2010年F1開幕戦バーレーンGPが開催された後、今季導入された新ルールの影響で、レースは追い抜きが見られず、退屈なものになってしまったとの意見が相次いでいる。

 今季はレース中の給油が廃止され、理論上1ストップが最適な戦略となり、タイヤを労わり燃費を考えた走りが強いられることになった結果、アグレッシブなアクションが見られなくなった。もしタイヤを傷めてしまってレース終盤に臨時ピットインを行う羽目になれば、上位フィニッシュは望めないからだ。また、新たな規則によりQ3に進出したドライバーはアタックを行ったタイヤでレースをスタートしなければならず、それもタイヤマネージメントを重視せざるをえない要因となっている。開幕戦を終えた時点で、F1関係者においてもファンにおいても、今季の規則変更はF1にレースの面白さを与えるものではなかったとの意見が多く見られている。

「今年は予選とスタートが大きなキーになる」とバーレーンで2位を獲得したフェリペ・マッサはAP通信に対してコメントしている。
「1コーナーを過ぎれば、ポジションはほとんど変わらないだろう」
 マッサのチームメイトでこのレースで勝利を飾ったフェルナンド・アロンソも、「給油がない状態では、オーバーテイクを期待するのは難しい」と認めている。
 また、チャンピオン、ジェンソン・バトンは何か大幅な変更がなされない限り、今年のF1にエンターテイメント性を多くは望めないだろうと述べている。
「オープニングラップがオーバーテイクの最大のチャンスだ」とバトンはBBCにコメントしている。
「(給油禁止は)レースの戦略の自由度を幾分減らしてしまうだろう。
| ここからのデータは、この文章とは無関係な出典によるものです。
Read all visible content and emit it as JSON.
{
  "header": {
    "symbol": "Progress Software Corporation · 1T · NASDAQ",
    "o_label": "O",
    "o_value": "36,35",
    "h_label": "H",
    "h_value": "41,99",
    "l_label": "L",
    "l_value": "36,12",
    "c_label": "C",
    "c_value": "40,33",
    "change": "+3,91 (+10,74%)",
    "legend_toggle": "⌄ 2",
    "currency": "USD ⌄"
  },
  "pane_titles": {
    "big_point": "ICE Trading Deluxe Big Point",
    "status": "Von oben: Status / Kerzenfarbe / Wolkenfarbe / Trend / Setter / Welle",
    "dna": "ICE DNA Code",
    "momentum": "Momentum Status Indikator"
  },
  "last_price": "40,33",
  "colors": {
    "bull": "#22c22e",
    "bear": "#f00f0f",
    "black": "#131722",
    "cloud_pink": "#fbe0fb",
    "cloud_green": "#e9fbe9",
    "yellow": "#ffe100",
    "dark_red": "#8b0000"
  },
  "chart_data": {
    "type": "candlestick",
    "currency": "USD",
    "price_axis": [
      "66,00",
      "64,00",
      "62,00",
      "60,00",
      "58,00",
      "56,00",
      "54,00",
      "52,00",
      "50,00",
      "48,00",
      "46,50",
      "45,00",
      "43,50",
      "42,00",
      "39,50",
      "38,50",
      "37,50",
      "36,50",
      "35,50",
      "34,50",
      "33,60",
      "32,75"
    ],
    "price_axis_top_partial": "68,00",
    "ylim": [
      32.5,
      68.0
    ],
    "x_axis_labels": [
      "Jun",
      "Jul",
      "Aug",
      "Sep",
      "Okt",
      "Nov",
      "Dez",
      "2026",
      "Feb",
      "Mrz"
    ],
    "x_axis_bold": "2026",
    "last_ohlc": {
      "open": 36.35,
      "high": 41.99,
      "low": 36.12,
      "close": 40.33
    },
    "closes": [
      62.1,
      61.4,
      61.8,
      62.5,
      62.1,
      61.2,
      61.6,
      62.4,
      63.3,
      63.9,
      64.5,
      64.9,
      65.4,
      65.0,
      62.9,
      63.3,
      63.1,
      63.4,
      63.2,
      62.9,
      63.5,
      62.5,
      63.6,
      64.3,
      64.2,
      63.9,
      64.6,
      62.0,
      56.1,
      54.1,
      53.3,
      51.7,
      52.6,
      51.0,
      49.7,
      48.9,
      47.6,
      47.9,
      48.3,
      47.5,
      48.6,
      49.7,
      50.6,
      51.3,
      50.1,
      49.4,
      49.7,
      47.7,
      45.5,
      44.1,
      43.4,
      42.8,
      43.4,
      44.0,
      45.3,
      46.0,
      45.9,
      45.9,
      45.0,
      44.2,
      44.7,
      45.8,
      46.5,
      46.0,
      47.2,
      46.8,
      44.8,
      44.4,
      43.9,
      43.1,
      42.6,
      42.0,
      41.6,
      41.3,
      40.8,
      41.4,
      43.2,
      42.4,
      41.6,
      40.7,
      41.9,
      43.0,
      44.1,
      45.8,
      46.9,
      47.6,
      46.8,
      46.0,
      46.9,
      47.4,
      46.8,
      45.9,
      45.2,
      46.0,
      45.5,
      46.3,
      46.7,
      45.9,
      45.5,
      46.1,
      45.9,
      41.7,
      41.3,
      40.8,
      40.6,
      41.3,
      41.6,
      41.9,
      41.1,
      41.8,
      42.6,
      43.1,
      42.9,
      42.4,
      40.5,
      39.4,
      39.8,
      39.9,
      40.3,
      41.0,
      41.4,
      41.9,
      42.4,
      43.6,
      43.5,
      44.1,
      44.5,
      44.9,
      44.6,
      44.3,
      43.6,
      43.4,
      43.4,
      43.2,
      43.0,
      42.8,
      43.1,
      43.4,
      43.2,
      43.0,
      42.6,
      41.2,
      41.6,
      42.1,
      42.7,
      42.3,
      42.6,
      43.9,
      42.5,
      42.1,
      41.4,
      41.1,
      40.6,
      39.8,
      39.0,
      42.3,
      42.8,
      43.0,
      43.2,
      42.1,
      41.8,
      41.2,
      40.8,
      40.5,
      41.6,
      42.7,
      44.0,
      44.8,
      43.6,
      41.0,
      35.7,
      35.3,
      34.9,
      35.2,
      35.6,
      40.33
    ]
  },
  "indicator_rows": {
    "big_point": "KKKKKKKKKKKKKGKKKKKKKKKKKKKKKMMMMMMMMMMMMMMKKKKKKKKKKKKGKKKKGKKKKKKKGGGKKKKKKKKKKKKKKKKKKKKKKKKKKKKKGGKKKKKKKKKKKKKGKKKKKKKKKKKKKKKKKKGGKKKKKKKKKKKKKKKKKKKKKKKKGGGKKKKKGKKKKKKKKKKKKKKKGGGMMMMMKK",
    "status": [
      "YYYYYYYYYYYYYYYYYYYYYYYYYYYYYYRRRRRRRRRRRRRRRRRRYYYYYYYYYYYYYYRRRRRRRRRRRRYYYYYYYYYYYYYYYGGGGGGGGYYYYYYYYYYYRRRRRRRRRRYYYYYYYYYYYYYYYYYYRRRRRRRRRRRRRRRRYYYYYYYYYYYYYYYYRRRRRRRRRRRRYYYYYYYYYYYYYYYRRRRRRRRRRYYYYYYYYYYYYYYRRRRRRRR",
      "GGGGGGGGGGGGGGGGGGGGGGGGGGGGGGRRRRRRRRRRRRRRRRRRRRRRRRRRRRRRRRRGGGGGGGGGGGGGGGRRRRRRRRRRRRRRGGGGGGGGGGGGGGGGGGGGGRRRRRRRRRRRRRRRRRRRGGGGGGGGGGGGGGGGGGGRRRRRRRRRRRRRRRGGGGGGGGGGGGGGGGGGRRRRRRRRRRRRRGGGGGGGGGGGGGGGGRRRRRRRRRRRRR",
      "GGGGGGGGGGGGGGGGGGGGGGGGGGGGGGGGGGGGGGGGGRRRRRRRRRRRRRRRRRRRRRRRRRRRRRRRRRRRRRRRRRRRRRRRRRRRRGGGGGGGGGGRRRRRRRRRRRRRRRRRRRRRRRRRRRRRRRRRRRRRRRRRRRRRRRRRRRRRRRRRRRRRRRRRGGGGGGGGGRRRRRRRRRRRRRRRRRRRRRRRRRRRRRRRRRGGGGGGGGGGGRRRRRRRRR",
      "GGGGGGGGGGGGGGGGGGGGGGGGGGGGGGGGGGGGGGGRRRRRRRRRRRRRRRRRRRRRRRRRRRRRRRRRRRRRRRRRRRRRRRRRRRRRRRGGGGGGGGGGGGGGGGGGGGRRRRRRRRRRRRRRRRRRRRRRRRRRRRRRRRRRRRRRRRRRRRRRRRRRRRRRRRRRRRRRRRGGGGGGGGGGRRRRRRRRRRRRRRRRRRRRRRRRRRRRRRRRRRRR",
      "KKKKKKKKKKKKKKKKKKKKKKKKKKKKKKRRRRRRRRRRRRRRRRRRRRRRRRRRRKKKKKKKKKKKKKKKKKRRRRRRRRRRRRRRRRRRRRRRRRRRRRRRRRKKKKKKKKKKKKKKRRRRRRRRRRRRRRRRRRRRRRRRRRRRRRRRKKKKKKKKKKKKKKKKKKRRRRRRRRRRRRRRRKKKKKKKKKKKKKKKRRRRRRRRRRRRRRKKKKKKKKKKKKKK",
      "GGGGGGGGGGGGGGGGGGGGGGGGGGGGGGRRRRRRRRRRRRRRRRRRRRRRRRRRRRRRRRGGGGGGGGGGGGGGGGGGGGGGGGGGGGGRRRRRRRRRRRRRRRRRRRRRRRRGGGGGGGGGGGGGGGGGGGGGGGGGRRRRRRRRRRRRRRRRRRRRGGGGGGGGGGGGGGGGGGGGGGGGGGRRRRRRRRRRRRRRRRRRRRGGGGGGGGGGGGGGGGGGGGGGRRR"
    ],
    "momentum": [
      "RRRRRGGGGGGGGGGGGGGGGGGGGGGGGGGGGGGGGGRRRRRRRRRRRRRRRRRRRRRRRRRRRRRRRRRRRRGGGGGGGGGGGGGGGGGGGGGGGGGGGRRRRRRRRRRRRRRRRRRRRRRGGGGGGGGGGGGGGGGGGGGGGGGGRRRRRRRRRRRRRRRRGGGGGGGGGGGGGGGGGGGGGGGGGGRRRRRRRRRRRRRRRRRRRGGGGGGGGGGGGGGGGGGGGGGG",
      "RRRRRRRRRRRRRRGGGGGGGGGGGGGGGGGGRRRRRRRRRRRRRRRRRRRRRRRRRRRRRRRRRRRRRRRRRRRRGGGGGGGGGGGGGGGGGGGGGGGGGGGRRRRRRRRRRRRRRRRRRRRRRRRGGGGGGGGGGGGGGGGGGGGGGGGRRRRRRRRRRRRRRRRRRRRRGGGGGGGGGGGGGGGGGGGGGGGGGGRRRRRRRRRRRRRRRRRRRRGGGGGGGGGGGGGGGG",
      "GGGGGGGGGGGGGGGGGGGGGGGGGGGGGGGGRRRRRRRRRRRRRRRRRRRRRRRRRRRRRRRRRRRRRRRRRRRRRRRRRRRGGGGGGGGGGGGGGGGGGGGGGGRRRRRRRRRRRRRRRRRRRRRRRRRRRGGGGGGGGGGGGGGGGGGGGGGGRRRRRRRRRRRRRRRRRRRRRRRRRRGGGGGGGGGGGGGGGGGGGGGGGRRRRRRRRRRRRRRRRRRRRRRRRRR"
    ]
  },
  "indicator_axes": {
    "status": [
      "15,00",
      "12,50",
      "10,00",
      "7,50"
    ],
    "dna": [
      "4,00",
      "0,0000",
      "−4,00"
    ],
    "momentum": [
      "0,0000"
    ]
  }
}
毎戦こんな風な走りになれば、あまりエキサイティングだとはいえないよね」

 一方、ベテラン、ミハエル・シューマッハーや4度のチャンピオン、アラン・プロスト、ジャック・ビルヌーブ、ゲルハルト・ベルガーなどは、新規則にポジティブな意見を表している。
「規則はいいと思うよ」とビルヌーブ。
「1回のレースでは何も分からない。皆がどうしたいかをはっきり判断する前に突然規則を変更したりするのは最悪だ」

「(バーレーン)は退屈なレースだった。でもこれは最初のレースだ。まだ判断するのは早い」とゲルハルト・ベルガー。